Stocks in the gauge trade at 14.2 times estimated earnings on average, compared with 13.7 times for the S&P 500 and 12 times for the Stoxx Europe 600 Index.
In Tokyo, Takefuji plunged 32 percent to 116 yen, the biggest drop on the Topix index. The company filed for bankruptcy protection after Japan’s stock markets closed, becoming the country’s biggest casualty of a four-year crackdown on coercive lending to consumers.
China Property Speculation
China Vanke, the nation’s biggest listed property developer, dropped 2.8 percent to 7.89 yuan in Shenzhen. Guangzhou R&F Properties Co., the biggest real-estate company in the southern Chinese city, declined 2.9 percent to HK$11.22 in Hong Kong. China Resources Land Ltd., a state-controlled developer, fell 3 percent to HK$16.66.
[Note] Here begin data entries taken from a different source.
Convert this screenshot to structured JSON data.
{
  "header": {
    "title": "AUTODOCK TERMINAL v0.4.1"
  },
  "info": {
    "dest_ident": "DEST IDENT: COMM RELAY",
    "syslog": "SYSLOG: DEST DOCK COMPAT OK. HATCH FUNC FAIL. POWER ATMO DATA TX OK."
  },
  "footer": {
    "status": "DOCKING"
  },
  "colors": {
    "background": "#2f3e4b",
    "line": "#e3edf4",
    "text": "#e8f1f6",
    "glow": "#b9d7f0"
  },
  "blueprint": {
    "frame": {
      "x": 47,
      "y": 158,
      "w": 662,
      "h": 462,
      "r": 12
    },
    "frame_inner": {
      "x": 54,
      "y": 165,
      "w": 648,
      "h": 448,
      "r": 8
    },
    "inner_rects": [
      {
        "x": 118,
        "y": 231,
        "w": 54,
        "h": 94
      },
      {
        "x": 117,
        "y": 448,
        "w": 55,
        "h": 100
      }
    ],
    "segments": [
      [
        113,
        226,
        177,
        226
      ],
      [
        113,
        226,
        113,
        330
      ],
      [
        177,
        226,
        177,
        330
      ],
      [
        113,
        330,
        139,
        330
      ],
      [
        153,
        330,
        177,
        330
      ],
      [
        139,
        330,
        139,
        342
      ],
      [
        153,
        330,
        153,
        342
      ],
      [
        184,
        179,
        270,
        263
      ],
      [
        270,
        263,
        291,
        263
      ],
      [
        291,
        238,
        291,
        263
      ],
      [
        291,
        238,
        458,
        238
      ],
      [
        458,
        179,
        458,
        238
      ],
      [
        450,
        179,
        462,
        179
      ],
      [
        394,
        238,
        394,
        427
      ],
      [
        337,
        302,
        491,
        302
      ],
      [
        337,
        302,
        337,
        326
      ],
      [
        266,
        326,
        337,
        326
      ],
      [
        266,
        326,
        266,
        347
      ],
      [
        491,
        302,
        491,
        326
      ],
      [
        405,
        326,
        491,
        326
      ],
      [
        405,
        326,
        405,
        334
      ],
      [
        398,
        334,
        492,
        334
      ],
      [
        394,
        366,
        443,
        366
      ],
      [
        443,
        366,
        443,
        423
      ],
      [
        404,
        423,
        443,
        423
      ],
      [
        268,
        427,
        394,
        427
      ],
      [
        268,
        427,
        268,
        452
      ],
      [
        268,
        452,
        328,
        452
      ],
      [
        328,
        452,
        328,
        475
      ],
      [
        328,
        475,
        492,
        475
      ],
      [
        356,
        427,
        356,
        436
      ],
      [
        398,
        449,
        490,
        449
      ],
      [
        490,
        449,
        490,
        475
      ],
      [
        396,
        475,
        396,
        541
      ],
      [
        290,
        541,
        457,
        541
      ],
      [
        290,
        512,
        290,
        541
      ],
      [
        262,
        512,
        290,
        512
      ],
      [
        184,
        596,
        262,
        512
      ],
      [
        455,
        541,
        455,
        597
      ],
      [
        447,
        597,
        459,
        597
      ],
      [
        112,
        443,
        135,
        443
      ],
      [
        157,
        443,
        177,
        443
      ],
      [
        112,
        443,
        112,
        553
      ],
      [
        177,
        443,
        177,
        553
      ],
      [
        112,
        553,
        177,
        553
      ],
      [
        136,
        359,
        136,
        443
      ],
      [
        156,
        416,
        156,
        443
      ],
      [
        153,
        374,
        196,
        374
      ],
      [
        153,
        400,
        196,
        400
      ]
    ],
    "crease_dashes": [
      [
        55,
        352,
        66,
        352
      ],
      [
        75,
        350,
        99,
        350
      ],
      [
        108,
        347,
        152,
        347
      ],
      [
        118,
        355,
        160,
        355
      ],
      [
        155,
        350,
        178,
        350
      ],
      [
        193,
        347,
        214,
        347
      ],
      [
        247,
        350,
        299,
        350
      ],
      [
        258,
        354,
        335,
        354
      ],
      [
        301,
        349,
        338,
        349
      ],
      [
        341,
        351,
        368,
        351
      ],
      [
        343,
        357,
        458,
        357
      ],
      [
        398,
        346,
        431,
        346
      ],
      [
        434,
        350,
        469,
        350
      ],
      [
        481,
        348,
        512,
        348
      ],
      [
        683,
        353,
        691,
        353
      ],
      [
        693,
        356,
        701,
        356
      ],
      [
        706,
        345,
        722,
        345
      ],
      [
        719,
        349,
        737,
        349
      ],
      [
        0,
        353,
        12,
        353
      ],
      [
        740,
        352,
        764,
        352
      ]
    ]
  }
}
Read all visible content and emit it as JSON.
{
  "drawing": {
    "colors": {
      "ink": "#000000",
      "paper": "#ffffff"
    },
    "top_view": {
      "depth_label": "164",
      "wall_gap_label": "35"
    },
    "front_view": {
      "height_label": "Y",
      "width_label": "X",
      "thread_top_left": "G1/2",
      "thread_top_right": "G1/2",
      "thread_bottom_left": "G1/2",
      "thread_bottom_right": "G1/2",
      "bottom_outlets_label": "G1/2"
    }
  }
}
China will announce a round of measures to tighten property prices “soon,” targeting second- and third-home loans, the China Business News said today, citing an unidentified person.
“The impact of further possible tightening measures on the property market and the whole economy remains unknown,” said Wu Kan, a Shanghai-based fund manager at Dazhong Insurance Co., which oversees $285 million. “Property stocks have yet to fully price in these policy risks.”
A gauge of health-care stocks in the MSCI Asia Pacific Index sank 1.6 percent, the most of 10 industry groups.
Shionogi & Co., a Japanese drugmaker, retreated 1.7 percent to 1,532 yen. Barclays Plc reduced its investment recommendation to “equal weight” from “overweight” and cut the share-price estimate to 1,500 yen from 2,100 yen.
In Hong Kong, Aluminum Corp. of China Ltd., the nation’s largest producer of the metal, jumped 4.3 percent to HK$7.32 for the Hang Seng Index’s biggest advance. The company’s parent announced a plan to invest at least 10 billion yuan ($1.5 billion) in rare earths.